ところで作者は先日劉裕の天命授与ルートを改めて調べたのだが、そのときに出てきた結論は「天命は徳高き王には確かに降ってくる、それはわりと子孫には関係ない、もし維持したければ精一杯善政をするしかない」であった。つまり子に徳がなければ別の徳高き者に譲るのが筋であり、その者の息子がまた徳高ければ息子に譲るのがよい、とされる。ともなれば魏や晋がどれほどクソであろうと、「天命下った者」すなわち曹操曹丕や司馬懿司馬師司馬昭司馬炎が偉大でさえあれば「その天命は正しい」となる。そしてこれらを「司馬睿が継承した」ので、白痴の安帝を皇帝に据えたからと言って、「徳高き」劉裕に譲られる天命の価値は一切毀損せぬ、と言うロジックが爆誕する。

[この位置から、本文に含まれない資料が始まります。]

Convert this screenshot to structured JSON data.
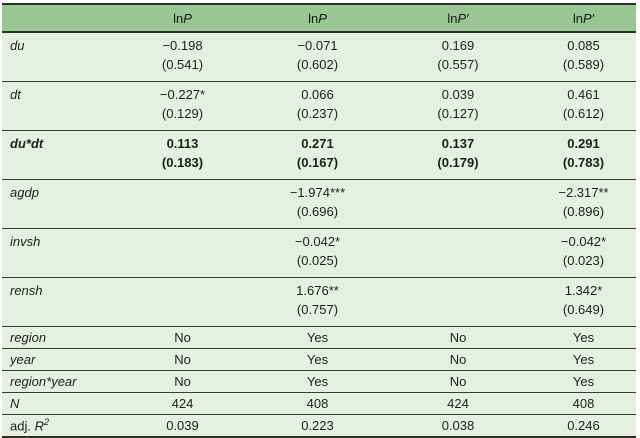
{
  "colors": {
    "header_bg": "#9ac694",
    "row_bg": "#e4f1e0",
    "rule": "#2e2e2e",
    "text": "#1e1e1e"
  },
  "table": {
    "header": {
      "corner": "",
      "columns": [
        {
          "prefix": "ln",
          "symbol": "P",
          "prime": ""
        },
        {
          "prefix": "ln",
          "symbol": "P",
          "prime": ""
        },
        {
          "prefix": "ln",
          "symbol": "P",
          "prime": "′"
        },
        {
          "prefix": "ln",
          "symbol": "P",
          "prime": "′"
        }
      ]
    },
    "coef_rows": [
      {
        "label": "du",
        "cells": [
          {
            "est": "−0.198",
            "se": "(0.541)"
          },
          {
            "est": "−0.071",
            "se": "(0.602)"
          },
          {
            "est": "0.169",
            "se": "(0.557)"
          },
          {
            "est": "0.085",
            "se": "(0.589)"
          }
        ]
      },
      {
        "label": "dt",
        "cells": [
          {
            "est": "−0.227*",
            "se": "(0.129)"
          },
          {
            "est": "0.066",
            "se": "(0.237)"
          },
          {
            "est": "0.039",
            "se": "(0.127)"
          },
          {
            "est": "0.461",
            "se": "(0.612)"
          }
        ]
      },
      {
        "label": "du*dt",
        "cells": [
          {
            "est": "0.113",
            "se": "(0.183)"
          },
          {
            "est": "0.271",
            "se": "(0.167)"
          },
          {
            "est": "0.137",
            "se": "(0.179)"
          },
          {
            "est": "0.291",
            "se": "(0.783)"
          }
        ]
      },
      {
        "label": "agdp",
        "cells": [
          null,
          {
            "est": "−1.974***",
            "se": "(0.696)"
          },
          null,
          {
            "est": "−2.317**",
            "se": "(0.896)"
          }
        ]
      },
      {
        "label": "invsh",
        "cells": [
          null,
          {
            "est": "−0.042*",
            "se": "(0.025)"
          },
          null,
          {
            "est": "−0.042*",
            "se": "(0.023)"
          }
        ]
      },
      {
        "label": "rensh",
        "cells": [
          null,
          {
            "est": "1.676**",
            "se": "(0.757)"
          },
          null,
          {
            "est": "1.342*",
            "se": "(0.649)"
          }
        ]
      }
    ],
    "meta_rows": [
      {
        "label": "region",
        "values": [
          "No",
          "Yes",
          "No",
          "Yes"
        ]
      },
      {
        "label": "year",
        "values": [
          "No",
          "Yes",
          "No",
          "Yes"
        ]
      },
      {
        "label": "region*year",
        "values": [
          "No",
          "Yes",
          "No",
          "Yes"
        ]
      },
      {
        "label": "N",
        "values": [
          "424",
          "408",
          "424",
          "408"
        ]
      }
    ],
    "adj_r2_row": {
      "label_pre": "adj. ",
      "label_symbol": "R",
      "label_sup": "2",
      "values": [
        "0.039",
        "0.223",
        "0.038",
        "0.246"
      ]
    }
  }
}
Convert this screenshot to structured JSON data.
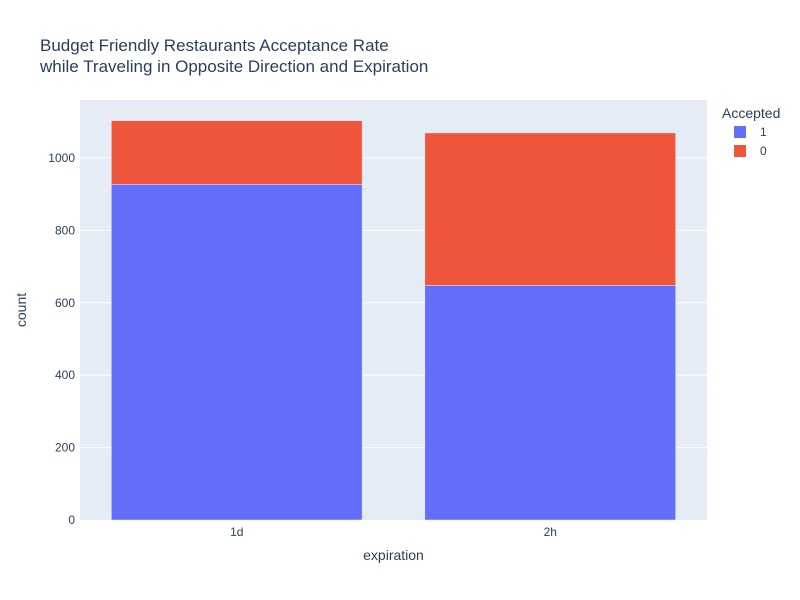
{
  "chart_data": {
    "type": "bar",
    "barmode": "stack",
    "title": "Budget Friendly Restaurants Acceptance Rate",
    "subtitle": "while Traveling in Opposite Direction and Expiration",
    "xlabel": "expiration",
    "ylabel": "count",
    "categories": [
      "1d",
      "2h"
    ],
    "ylim": [
      0,
      1160
    ],
    "yticks": [
      0,
      200,
      400,
      600,
      800,
      1000
    ],
    "grid": true,
    "legend": {
      "title": "Accepted",
      "position": "top-right"
    },
    "series": [
      {
        "name": "1",
        "color": "#636efa",
        "values": [
          927,
          648
        ]
      },
      {
        "name": "0",
        "color": "#ef553b",
        "values": [
          176,
          421
        ]
      }
    ]
  }
}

正直こうして大雅をひととおり読んだ上で思うのだが、天命論は周の段階で詰んでいるような気もせぬではない。




■国土が削られる

日辟國百里、宣王がものすごい勢いで広げた国土を、今也日蹙國百里、幽王がものすごい勢いで縮めましたよ、と語るのである。そのため国難にぶち当たったときの議論に用いられることが多いようである。


・後漢書88 西域

 內無以慰勞吏民,外無以威示百蠻。蹙國減土,經有明誡。

・晋書77 評

 及其入處國鈞,未有嘉謀善政,出總戎律,唯聞蹙國喪師,是知風流異貞固之才,談論非奇正之要。

・宋書2 劉裕中

 道不常泰,戎夷亂華,喪我洛食,蹙國江表,仍遘否運,淪沒相因。

・魏書9 元詡

 師旅盤桓,留滯不進,北淯懸危,南陽告急,將虧荊沔之地,以致蹙國之憂。

・魏書42 韓秀

 此蹙國之事,非闢土之宜。愚謂敦煌之立,其來已久。